Tuesday, May 10, 2005

Getting Started Again

I’ve not put anything new on this blog since last week. I’ve been searching the web for childcare sites and possible links. One of the things I’ve been plagued with over the years is a plea from parents who want more readily available, user friendly articles written for parents by childcare people about children’s issues without having to dig. There are few.

There are dozens of childcare books in the book stores and most of them say the same things: do this, don’t do that. They never really get to the heart of childcare because most of them are written by people out of the field who think they know, and think they can tell parents, but who miss most of the fine points of working with children.

I’ve read several of these books, and have been disappointed. What is it about childcare that people miss? I think it’s the daily, year in and year out working with kids that can’t be duplicated. It's the same with the Internet. There are few sites I have found that offer any perspective on rearing children that's not business first, child second.

When I started writing the column 15 years ago, there was a bet at the newspaper that I wouldn’t last three months. What could someone actually say about kids that didn't relate to a product. But the editor was adamant, “She’s in the field and can put a sentence together.” I’ve written about children every week for fifteen years, and the well never runs dry because the well is constantly being refilled by the hearts and little deeds of children at school. Perhaps the vision is unique; I don't know, but there is a real need for parents to know, and it's not being expressed.

People want to know where I get my information and what my sources are. I always tell them that what I write about I’ve learned from first hand experience. It’s not something I can learn in a classroom because the knowledge I need is not in the classroom, the experience is not there; it’s second hand, it’s theory. Every year I guest lecture at the two Universities here in town, and the hands on experience is always appreciated by the students. Theory will never take the place of doing, because we are not working with something finite; we are working with infinite possibilities - people.
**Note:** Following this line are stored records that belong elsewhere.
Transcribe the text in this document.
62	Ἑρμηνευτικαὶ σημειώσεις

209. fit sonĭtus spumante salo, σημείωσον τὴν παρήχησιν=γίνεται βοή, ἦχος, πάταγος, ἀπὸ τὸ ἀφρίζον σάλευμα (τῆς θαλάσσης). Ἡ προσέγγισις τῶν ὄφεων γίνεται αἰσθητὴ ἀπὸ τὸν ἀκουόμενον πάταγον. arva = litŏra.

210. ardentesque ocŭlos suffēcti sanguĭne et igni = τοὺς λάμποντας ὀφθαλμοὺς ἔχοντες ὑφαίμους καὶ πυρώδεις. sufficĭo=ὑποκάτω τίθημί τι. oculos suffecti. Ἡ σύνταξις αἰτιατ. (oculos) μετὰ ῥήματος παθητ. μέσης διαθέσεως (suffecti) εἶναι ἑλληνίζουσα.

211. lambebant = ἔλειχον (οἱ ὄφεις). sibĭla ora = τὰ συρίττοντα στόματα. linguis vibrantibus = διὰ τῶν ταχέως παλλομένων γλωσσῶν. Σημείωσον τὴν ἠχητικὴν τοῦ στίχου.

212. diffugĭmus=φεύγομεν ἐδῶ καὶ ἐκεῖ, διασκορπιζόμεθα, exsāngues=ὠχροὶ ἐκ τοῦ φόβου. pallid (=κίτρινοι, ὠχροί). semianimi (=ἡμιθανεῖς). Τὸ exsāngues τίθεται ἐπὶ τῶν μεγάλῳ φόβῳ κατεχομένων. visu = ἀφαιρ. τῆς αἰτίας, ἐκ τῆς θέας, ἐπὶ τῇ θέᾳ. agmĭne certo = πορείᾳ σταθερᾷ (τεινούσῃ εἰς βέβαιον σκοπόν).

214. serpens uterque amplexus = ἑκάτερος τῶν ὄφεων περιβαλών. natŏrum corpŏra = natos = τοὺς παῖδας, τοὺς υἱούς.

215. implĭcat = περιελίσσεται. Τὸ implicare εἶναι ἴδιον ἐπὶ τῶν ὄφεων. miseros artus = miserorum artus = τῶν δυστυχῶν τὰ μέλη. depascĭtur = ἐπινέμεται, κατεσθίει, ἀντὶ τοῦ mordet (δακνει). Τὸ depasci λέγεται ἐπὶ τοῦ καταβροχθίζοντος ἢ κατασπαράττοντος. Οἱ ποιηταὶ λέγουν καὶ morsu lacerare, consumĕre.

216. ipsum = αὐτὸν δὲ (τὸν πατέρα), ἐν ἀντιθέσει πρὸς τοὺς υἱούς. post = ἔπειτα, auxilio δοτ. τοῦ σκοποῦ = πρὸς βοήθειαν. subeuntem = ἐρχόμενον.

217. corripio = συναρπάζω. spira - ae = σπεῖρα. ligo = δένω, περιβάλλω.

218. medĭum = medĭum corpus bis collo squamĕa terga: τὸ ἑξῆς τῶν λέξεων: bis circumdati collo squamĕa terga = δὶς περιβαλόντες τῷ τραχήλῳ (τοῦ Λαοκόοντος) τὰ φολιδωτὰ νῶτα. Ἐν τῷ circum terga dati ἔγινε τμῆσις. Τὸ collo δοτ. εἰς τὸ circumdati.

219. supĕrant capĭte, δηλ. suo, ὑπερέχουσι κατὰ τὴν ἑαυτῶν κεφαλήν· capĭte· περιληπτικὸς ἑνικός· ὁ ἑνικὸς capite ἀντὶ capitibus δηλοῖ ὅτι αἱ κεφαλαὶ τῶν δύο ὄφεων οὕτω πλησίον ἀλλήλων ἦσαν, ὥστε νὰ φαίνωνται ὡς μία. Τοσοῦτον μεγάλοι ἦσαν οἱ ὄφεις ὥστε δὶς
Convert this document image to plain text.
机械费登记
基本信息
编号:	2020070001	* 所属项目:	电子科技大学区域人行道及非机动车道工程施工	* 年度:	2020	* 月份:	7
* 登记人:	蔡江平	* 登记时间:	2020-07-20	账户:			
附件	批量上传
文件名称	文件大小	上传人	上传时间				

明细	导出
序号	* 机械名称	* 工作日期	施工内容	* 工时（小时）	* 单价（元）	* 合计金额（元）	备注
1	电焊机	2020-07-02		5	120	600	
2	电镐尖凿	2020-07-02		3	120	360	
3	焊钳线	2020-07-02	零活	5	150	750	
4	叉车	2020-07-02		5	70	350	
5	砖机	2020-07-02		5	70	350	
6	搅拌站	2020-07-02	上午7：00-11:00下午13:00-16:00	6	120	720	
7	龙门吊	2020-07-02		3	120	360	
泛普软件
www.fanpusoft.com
Childcare is about bringing the world to children. It’s not about repressing children into some dressed up doll “look what he or she can do” ideal. Childcare is about teaching real people how to enter the world with a fully developed sense of what’s out there and how they can use it well. That’s why we teach the liberal arts at school. People laugh at our curriculum, but the children love it and when they go off to school, they know what the Norman Conquest is, they have an historical perspective, a knowledge of science, Scripture, and why virtue is better than vice.

I’ve been in the childcare profession for thirty-five years and the early childhood education world for twenty-five years. Edith, my partner, was teaching seventh grade when I was in seventh grade about four states away.

Most people who are as serious as I am about childcare leave the trenches and become early childhood educators, lobbyists, inspectors, childcare directors, and speakers. I’ve stayed in the trenches because I like being around children.

My own children took 27 years to get from one end of the public schools to the other, so I had kids at home a long time. Now I’ve got teen grandkids and one still under two. Was it all smooth sailing? Nope. Problems and crises were handled along with the joys and merits. Nobody’s kids are perfect.

People ask me if I’ve published books. I have two in the hopper – one on the high energy child and one on what parents should look for when searching for childcare. The response is interesting. I’m an essayist, so my work is parent friendly to read, and egregious to publish. Publishers want brief, to the point bullet ideas that sell, sell, sell. I want to explain, to share, to allow the reader to be satisfied and finish reading with a smile.

Back to the blog: My intention with this blog is to make it a first rate childcare resource for parents wanting to know about how childcare works. It's going to take time.

I want to offer music as a first project, so if you are reading and have a web site you like, a resource you enjoy, please send it to me.


Letters and comments are welcome.

Judy

1 comment:

Anonymous said...

Run, Judy, run!!really lreally like what you're doing.